See Network deployment, Raspberry Pi & proxy for the deployment context.

For proxied or air-gapped networks, use this copy-paste sequence. Inspect first, discover valid keys, apply, verify, and roll back if behavior is wrong.

1. Inspect and discover.

{ "action": "get" }
{ "action": "list_services" }

Mode A — proxy only Revka internals (no process env exports):

{ "action": "set", "enabled": true, "scope": "revka", "http_proxy": "http://127.0.0.1:7890", "https_proxy": "http://127.0.0.1:7890", "no_proxy": ["localhost", "127.0.0.1"] }
{ "action": "get" }

Mode B — proxy only specific services:

{ "action": "set", "enabled": true, "scope": "services", "services": ["provider.openai", "tool.http_request", "channel.telegram"], "all_proxy": "socks5h://127.0.0.1:1080", "no_proxy": ["localhost", "127.0.0.1", ".internal"] }
{ "action": "get" }

Mode C — proxy the whole process environment (exports env vars):

{ "action": "set", "enabled": true, "scope": "environment", "http_proxy": "http://127.0.0.1:7890", "https_proxy": "http://127.0.0.1:7890", "no_proxy": "localhost,127.0.0.1,.internal" }
{ "action": "apply_env" }
{ "action": "get" }

Rollback patterns:

{ "action": "disable" } // disable proxy (safe default)
{ "action": "disable", "clear_env": true } // disable and force-clear exported env vars
{ "action": "clear_env" } // keep proxy enabled, clear env exports only

If a services-scope change fails with proxy.scope='services' requires a non-empty proxy.services list, set at least one concrete key or selector. If the proxy does not apply as expected, re-run {"action":"list_services"} to verify names, then {"action":"get"} to inspect the runtime_proxy and environment snapshot.

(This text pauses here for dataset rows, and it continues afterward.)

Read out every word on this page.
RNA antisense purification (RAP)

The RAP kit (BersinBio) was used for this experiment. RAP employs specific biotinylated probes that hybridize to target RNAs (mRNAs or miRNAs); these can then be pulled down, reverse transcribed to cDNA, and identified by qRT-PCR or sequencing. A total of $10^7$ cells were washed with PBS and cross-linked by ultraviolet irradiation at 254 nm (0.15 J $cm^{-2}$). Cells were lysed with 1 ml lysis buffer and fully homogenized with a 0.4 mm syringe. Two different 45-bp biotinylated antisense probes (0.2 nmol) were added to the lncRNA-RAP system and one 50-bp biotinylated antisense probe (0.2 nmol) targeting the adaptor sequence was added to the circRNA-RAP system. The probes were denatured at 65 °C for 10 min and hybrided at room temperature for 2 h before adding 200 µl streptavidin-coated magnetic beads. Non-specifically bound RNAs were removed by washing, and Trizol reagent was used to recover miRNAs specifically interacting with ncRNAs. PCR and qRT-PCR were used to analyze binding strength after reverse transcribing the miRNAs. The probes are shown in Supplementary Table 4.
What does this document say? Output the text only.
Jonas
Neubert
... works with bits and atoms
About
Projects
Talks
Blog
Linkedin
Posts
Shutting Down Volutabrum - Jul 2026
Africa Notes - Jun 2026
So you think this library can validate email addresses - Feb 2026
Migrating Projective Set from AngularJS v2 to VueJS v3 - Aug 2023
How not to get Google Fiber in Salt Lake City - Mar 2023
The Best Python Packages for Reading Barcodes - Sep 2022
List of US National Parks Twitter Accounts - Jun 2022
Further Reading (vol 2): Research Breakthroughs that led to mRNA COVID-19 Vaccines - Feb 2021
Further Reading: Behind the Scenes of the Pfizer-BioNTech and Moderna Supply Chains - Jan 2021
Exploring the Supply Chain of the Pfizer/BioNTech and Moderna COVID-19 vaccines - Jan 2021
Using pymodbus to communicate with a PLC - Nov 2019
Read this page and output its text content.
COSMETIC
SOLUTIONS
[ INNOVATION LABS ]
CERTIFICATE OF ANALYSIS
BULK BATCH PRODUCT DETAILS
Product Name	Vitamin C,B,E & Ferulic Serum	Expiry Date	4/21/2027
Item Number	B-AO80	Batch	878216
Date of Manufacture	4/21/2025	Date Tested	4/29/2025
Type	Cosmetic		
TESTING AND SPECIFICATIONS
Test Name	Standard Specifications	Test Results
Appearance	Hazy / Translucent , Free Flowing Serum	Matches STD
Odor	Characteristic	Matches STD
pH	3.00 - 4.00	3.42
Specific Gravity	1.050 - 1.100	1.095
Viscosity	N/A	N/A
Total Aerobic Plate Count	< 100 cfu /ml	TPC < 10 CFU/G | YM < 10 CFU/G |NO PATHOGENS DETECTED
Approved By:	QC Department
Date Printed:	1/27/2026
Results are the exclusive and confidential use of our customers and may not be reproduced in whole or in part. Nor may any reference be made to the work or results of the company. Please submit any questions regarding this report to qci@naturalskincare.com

workspace manages multi-client workspace isolation. Each workspace provides separate memory, audit trail, secrets, and tool restrictions — the multi-tenant feature used by consulting and operator deployments.

[workspace]
enabled = true
workspaces_dir = "~/.revka/workspaces"
actionPurpose
listList workspaces
createCreate a workspace (needs name)
switchSwitch the active workspace (needs name)
infoShow a workspace’s details (needs name)
exportExport a workspace’s profile (credentials redacted)

Switching changes the active config, including which memory namespace, audit namespace, and credential profile are in effect.

{ "action": "switch", "name": "client-acme" }

For the isolation model and per-profile fields, see Config: gateway, memory, security & platform.

vi_verify verifies a Verifiable Intent credential chain — Revka’s SD-JWT mechanism for gating commerce actions. It checks the cryptographic binding between credential layers and evaluates the constraints a user attached to a mandate (allowed merchants, amount ranges, budget caps, recurrence, and so on).

[verifiable_intent]
enabled = false
strictness = "strict" # strict | permissive
operationPurpose
verify_bindingCheck the sd_hash binding between credential layers
evaluate_constraintsValidate constraints against fulfillment data

Fields: credential (object) — the credential chain; fulfillment (object) — fulfillment data for evaluate_constraints. strictness controls how strictly chain-verification errors are reported.

{ "operation": "verify_binding", "credential": { } }

For the full Verifiable Intent specification, mandate modes, and constraint types, see Verifiable Intent (commerce gating).